The poor do not have power or the resources to pay for the violence needed to protect one’s property without such rights. The rich can defend their own property by high walls, secure safes, burley guards, soldiers and the rest of what money can buy.
The basic principles are simple. Janet Beales Kaidantzis reports how in the Sesame Street Parent’s Guide Katherine Hussman Klemp tells how she created peace among her family of eight children by assigning property rights to toys. When she brought toys into her house she did not normally assign rights to them to a particular child. “Upon reflection, I could see how the fuzziness of ownership easily led to arguments. If everything belonged to everyone, then each child felt he had a right to use anything.” So she introduced property right procedures of ownership. Rather than promoting selfishness, the rules actually promoted sharing. The children were secure in their ownership and knew they could always get their toys back. “‘Sharing’ raised their self-esteem to see themselves as generous persons.”
Property rights must be designed and enforced fairly to be beneficial. In studying the privatization of property following the fall of the Soviet Union in the 1990s, Konstantin Sonin discovered that if property rights regimes are set up ineffectively, the rich and powerful will resort to private means to protect it themselves. Once they set up their own private protective devices the rich gain an interest in a poorly operating legal property system for everyone else. The rich oligarchs become active “natural opponents of public property rights” so that growth and income are stunted for the rest. Being more powerful, they bias the law to stifle competition and create a dangerous feedback that retards future growth.

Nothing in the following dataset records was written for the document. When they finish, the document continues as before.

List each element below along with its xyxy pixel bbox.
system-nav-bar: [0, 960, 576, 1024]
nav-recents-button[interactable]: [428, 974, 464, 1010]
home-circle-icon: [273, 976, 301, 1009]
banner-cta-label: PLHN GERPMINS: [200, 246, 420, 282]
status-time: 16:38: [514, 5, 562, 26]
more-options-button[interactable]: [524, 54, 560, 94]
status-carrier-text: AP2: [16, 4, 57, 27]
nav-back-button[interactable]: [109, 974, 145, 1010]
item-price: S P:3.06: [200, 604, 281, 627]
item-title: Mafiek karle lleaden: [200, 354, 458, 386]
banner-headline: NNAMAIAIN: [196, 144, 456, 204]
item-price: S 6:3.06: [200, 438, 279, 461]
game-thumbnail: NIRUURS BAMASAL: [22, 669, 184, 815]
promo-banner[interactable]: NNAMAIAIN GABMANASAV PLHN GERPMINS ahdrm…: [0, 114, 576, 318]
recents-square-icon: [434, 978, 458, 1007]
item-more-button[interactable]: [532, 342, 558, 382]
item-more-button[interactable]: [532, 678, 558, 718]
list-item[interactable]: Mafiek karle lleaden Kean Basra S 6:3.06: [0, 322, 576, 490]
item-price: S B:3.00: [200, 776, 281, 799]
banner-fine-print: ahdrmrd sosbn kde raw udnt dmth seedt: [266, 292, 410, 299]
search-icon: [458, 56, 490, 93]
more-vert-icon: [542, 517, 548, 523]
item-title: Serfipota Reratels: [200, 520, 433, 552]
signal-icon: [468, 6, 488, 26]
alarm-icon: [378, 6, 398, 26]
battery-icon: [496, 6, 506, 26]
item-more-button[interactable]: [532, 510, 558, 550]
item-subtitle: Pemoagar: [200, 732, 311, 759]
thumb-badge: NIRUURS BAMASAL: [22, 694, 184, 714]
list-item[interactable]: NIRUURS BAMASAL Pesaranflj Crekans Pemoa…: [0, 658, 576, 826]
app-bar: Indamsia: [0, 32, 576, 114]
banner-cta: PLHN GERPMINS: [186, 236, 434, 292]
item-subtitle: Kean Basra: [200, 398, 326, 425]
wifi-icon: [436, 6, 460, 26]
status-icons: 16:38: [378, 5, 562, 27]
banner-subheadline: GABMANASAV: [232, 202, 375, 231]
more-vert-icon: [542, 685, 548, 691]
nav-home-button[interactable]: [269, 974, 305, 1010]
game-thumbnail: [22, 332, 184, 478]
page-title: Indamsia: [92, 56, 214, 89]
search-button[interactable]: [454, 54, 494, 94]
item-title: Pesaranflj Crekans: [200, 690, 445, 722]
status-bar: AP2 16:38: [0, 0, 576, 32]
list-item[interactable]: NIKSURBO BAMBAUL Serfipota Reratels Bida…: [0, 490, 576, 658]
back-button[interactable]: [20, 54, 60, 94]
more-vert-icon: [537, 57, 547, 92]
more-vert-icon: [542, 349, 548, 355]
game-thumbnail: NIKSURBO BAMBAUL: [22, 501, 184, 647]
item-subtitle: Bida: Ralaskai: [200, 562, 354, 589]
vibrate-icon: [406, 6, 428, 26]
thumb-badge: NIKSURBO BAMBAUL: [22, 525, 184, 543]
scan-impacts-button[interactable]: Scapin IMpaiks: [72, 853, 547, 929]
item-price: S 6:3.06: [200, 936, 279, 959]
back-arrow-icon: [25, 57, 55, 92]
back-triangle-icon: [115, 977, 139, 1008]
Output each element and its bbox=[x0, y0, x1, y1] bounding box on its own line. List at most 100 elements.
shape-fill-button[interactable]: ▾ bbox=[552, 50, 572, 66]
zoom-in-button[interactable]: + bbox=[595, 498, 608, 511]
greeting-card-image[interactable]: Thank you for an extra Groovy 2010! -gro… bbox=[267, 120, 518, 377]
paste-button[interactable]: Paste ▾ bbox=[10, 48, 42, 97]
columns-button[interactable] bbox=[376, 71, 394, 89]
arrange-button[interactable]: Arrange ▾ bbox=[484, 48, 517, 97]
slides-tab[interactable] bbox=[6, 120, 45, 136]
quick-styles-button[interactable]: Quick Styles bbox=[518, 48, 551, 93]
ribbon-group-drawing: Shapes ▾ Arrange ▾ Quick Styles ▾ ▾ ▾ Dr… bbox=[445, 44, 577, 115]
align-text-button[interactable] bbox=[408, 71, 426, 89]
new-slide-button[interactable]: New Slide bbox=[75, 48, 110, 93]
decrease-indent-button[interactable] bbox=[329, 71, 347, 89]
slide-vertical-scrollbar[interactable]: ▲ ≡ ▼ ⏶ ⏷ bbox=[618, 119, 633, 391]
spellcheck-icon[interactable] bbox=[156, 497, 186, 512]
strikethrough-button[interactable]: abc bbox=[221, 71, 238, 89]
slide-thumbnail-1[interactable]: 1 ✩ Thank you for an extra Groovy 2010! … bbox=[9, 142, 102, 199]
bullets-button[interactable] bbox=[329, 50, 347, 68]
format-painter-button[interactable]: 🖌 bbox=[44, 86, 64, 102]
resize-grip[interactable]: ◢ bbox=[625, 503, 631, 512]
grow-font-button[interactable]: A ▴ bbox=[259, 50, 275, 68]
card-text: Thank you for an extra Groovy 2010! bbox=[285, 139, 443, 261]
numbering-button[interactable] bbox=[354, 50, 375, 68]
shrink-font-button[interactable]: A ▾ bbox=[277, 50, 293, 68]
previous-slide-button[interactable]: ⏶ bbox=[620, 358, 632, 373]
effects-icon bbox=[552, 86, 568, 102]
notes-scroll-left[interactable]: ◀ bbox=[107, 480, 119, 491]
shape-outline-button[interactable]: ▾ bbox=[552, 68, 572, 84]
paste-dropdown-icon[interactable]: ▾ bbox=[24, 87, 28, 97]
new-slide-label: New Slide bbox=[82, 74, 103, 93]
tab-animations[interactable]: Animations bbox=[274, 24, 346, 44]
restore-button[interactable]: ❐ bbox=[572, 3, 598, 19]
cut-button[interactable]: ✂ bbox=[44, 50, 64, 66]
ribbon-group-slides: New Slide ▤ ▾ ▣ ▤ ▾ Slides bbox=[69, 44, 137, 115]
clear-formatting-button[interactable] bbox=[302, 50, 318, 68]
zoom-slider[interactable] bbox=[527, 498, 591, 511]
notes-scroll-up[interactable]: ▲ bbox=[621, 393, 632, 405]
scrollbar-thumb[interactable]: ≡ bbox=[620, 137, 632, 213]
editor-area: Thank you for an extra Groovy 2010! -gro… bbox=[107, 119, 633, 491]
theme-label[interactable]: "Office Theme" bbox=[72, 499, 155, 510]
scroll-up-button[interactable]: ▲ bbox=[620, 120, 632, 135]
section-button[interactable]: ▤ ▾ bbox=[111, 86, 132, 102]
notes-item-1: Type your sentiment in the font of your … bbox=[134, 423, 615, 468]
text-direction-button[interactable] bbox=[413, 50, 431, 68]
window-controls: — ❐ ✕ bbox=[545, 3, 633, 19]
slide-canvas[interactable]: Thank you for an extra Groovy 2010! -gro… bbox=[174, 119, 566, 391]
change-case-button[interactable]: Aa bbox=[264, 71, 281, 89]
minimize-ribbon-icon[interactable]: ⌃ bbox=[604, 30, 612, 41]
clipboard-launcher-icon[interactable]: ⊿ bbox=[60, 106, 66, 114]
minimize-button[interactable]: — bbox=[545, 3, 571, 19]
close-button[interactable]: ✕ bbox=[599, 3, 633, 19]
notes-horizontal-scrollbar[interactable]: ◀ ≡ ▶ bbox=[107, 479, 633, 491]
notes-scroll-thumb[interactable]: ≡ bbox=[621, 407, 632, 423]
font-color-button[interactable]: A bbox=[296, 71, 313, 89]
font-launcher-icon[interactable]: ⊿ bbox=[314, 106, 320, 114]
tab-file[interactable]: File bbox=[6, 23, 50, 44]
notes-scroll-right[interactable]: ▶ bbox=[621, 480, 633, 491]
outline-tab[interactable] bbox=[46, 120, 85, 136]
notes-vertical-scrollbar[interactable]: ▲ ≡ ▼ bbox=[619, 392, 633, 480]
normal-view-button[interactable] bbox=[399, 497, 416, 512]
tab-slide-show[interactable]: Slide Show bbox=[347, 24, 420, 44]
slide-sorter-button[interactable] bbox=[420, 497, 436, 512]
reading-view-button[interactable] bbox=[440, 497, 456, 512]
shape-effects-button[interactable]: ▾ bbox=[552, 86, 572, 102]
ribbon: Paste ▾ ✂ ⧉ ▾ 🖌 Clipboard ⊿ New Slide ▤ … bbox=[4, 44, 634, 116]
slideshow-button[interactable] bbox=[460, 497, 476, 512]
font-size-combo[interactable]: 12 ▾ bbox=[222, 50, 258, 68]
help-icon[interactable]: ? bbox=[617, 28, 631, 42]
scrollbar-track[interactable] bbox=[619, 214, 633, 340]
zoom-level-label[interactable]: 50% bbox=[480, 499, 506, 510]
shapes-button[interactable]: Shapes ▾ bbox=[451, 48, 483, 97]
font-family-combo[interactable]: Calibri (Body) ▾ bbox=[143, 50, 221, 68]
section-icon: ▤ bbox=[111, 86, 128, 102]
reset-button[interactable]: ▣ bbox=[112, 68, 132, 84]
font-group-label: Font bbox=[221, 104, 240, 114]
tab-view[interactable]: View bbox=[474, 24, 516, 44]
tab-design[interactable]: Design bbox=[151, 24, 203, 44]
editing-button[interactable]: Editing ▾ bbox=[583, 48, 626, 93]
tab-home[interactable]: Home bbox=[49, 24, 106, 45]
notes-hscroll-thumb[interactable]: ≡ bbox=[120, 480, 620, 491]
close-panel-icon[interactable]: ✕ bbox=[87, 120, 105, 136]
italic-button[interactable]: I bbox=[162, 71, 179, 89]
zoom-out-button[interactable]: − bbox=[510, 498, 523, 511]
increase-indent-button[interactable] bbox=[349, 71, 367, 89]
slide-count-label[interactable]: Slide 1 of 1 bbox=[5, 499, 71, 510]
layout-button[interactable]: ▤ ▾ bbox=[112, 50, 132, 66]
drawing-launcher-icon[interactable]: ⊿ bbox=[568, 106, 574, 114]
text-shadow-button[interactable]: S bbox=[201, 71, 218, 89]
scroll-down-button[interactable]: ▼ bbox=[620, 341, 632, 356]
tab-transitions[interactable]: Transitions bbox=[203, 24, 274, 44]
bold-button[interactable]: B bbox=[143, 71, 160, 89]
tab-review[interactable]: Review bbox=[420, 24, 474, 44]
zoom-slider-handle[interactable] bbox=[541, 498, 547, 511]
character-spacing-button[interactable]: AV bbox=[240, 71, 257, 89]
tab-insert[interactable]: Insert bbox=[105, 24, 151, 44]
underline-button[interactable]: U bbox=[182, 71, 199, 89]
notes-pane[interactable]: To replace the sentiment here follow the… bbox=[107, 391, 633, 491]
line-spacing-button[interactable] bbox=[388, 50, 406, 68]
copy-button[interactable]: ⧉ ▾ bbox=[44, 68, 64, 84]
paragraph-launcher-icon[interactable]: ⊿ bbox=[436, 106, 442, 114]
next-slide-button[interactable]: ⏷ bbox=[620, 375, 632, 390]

Hernando de Soto’s The Mystery of Capital demonstrates how perverted property rights burden poorer nations. His thesis was that the major inhibition to growth in third world nations was the lack of fair property rights, primarily by burdening the recording of and access to documented legal ownership. Such unreported, unrecorded property makes it difficult for de facto owners to obtain credit, to expand, and to sell small businesses since they cannot protect property from predation in court without legal ownership. The existence of restricted access to legality generates two parallel economies, legal and extra-legal. An elite minority enjoys the economic benefits of the law and the trade it allows, while the majority of entrepreneurs are stuck in poverty, where their assets—adding up to more than US$10 trillion worldwide, according to de Soto—languish as “dead capital” rather than being available to the poor for productive use.
De Soto gives specific examples. In Peru he and his research team set up a small garment business with one worker and proceeded to turn it into a legal business. It took his sophisticated team 289 days at the incredible cost of $1,231 for desperately poor people to make it legal. They then sought legal authority to build a house on this unused government land that took six years and eleven months and required 207 interventions before 52 agencies. To obtain legal title to that land required 728 steps. In the Philippines if a person wanted to build a house on state or private land he would have to form an association with his neighbors, take 168 steps before 53 agencies over from 13 to 25 years to obtain legal title. In Egypt, to register a lot on state owned desert land took 77 interventions before 31 agencies over five to 14 years to obtain ownership.
The rich and powerful do not need property rights. They have brute power to protect their property and/or can manipulate the law to make it difficult for the less powerful to compete with them. Fair property rights are an economic necessity only for those without power. When fair, private property rights are indeed one of the more popular aspects of capitalism. When they are not, they explain why capitalism is so often treated as a dirty word.